Black returned to find Clayton suspended from his bound wrists, his knees tantalizing inches from the ground. His face was a picture of unbearable pain. Still Black was aware of a disconcerting absence of pity or sympathy. He regarded his prisoner with the same clinical curiosity with which a surgeon might appraise an anaesthetized patient.

‘In a moment I’m going to remove the tape from your mouth, Mr Clayton, and if you wish for it to remain off, you will give me the name of the person to whom you have been passing information in exchange for payment. Will you do that for me?’

Clayton clamped his eyes tight shut and nodded.

‘And when I have that name I will let you sit and you can give me your full statement. Only when I have that statement will I return you to your family. If you choose not to cooperate, you will be joining Mr Quinn. Do I have your assurance that you will cooperate?’

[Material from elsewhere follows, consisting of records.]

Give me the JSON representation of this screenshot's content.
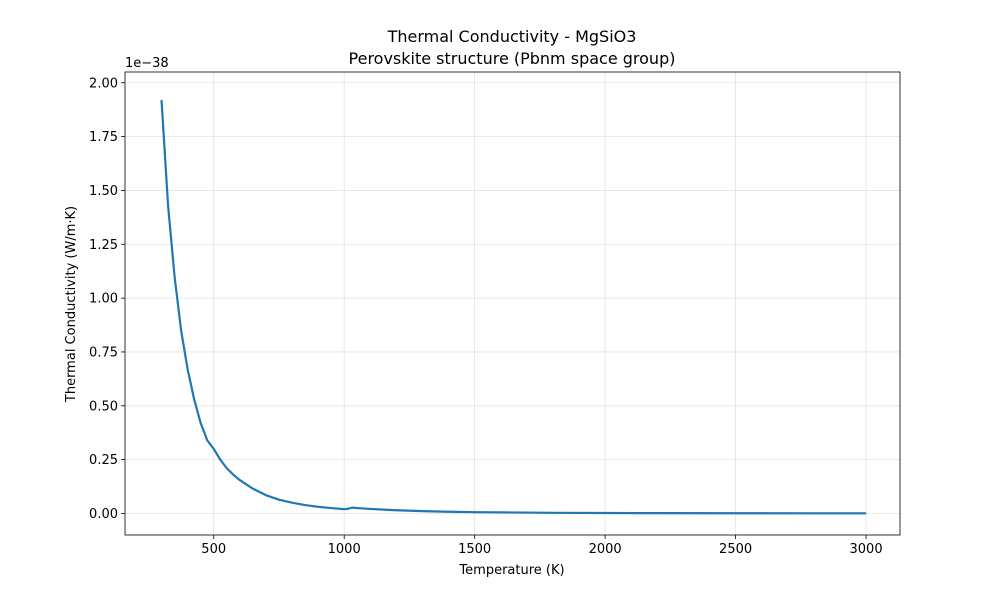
{
  "chart_data": {
    "type": "line",
    "title": "Thermal Conductivity - MgSiO3",
    "subtitle": "Perovskite structure (Pbnm space group)",
    "xlabel": "Temperature (K)",
    "ylabel": "Thermal Conductivity (W/m·K)",
    "y_offset_label": "1e−38",
    "xlim": [
      160,
      3130
    ],
    "ylim": [
      -0.1,
      2.05
    ],
    "x_ticks": [
      500,
      1000,
      1500,
      2000,
      2500,
      3000
    ],
    "x_tick_labels": [
      "500",
      "1000",
      "1500",
      "2000",
      "2500",
      "3000"
    ],
    "y_ticks": [
      0.0,
      0.25,
      0.5,
      0.75,
      1.0,
      1.25,
      1.5,
      1.75,
      2.0
    ],
    "y_tick_labels": [
      "0.00",
      "0.25",
      "0.50",
      "0.75",
      "1.00",
      "1.25",
      "1.50",
      "1.75",
      "2.00"
    ],
    "grid": true,
    "series": [
      {
        "color": "#1f77b4",
        "x": [
          300,
          325,
          350,
          375,
          400,
          425,
          450,
          475,
          500,
          525,
          550,
          575,
          600,
          650,
          700,
          750,
          800,
          850,
          900,
          950,
          1000,
          1015,
          1030,
          1050,
          1100,
          1200,
          1300,
          1400,
          1500,
          1600,
          1800,
          2000,
          2200,
          2500,
          2800,
          3000
        ],
        "y": [
          1.92,
          1.43,
          1.1,
          0.85,
          0.67,
          0.53,
          0.42,
          0.34,
          0.3,
          0.25,
          0.21,
          0.18,
          0.155,
          0.115,
          0.085,
          0.064,
          0.05,
          0.039,
          0.031,
          0.025,
          0.02,
          0.022,
          0.027,
          0.025,
          0.021,
          0.015,
          0.011,
          0.008,
          0.006,
          0.005,
          0.003,
          0.002,
          0.0015,
          0.001,
          0.0008,
          0.0007
        ]
      }
    ]
  }
}
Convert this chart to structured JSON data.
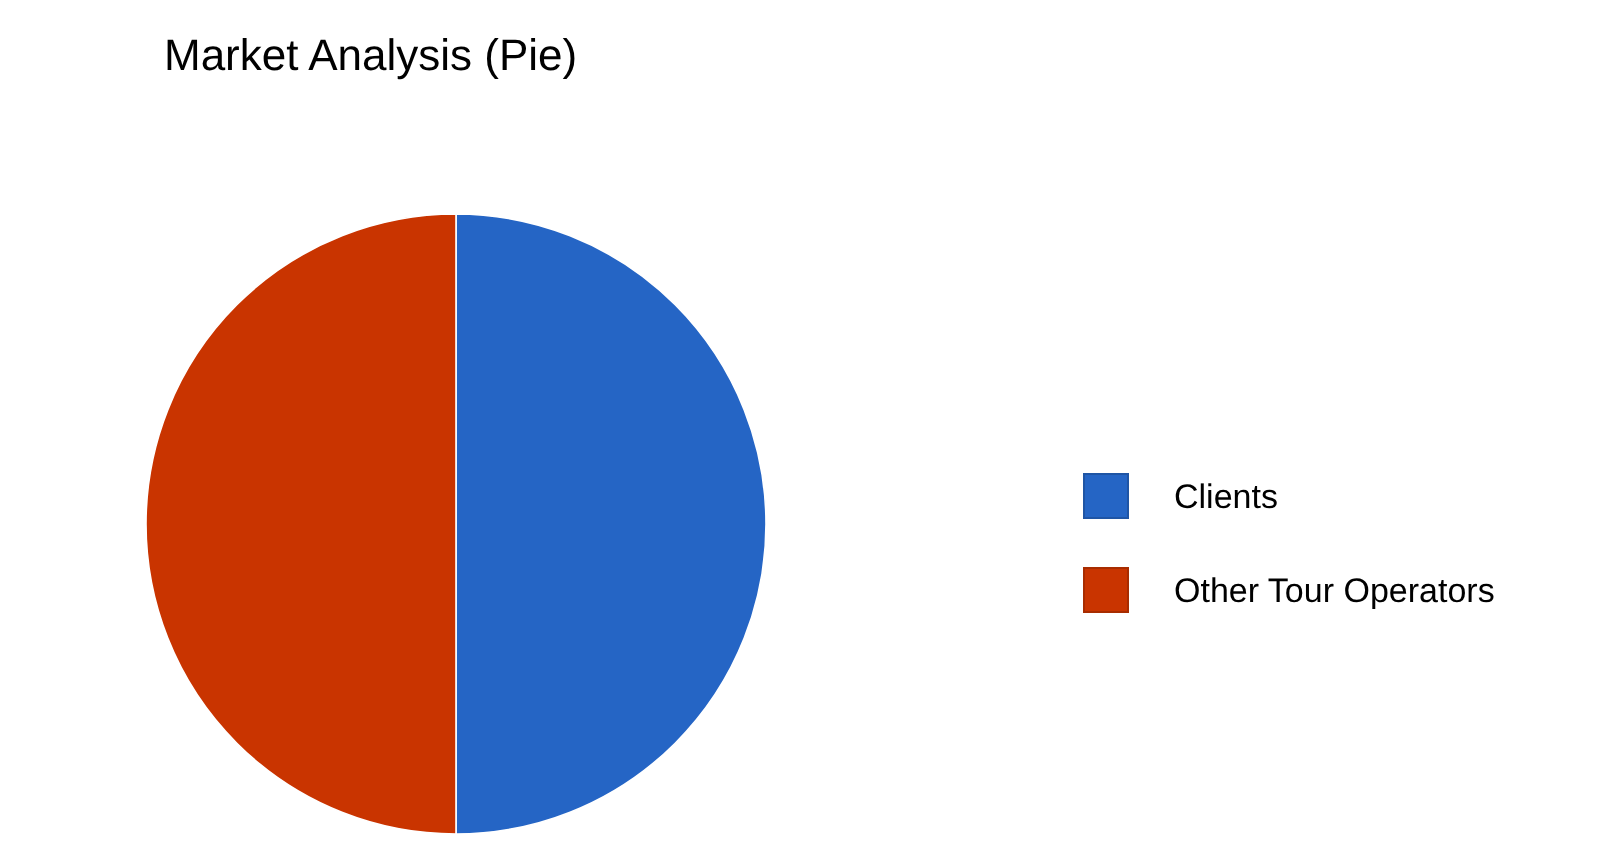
{
  "chart_data": {
    "type": "pie",
    "title": "Market Analysis (Pie)",
    "categories": [
      "Clients",
      "Other Tour Operators"
    ],
    "values": [
      50,
      50
    ],
    "colors": [
      "#2565c5",
      "#c93400"
    ],
    "legend": "right"
  }
}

Another nod. His eyes were pleading and pathetic. He was broken.

Black took hold of the tape and gently peeled it away from his mouth. Clayton’s head lolled backwards as he gasped in relief.

Black closed his hands around Clayton’s throat and applied the slightest pressure to his Adam’s apple. ‘Your contact’s name.’

He felt Clayton tense, the sinews protruding from his neck. The last show of resistance.

‘Drecker,’ he whispered. ‘Susan Drecker.’

A woman. Droplets of blood from three assailants, two male, one female. Towers’ report of Finn’s post-mortem had included the surprising fact that one of Finn’s killers was female.

‘Nationality?’

‘American … I think.’

‘You’re not sure?’

‘No … But she sounds American.’

‘And who does she work for?’

‘I don’t know.’

‘Don’t play games with me, Mr Clayton.’

‘A company … That’s all I know.’

‘She works for a corporation, not a state? You’re sure about that?’

‘Yes.’

‘And how much has she paid you?’

Clayton swallowed. A sign that Black had hit a nerve. ‘One hundred thousand dollars.’

Tears spilled down Clayton’s cheeks. It made a pathetic sight. The tears of a man whose life, once so full of promise, had come to nothing. He hadn’t even been well paid for his treachery.

Black released the bonds from his wrists and let him slump to the floor, allowing him a moment to recover himself before they started on the statement.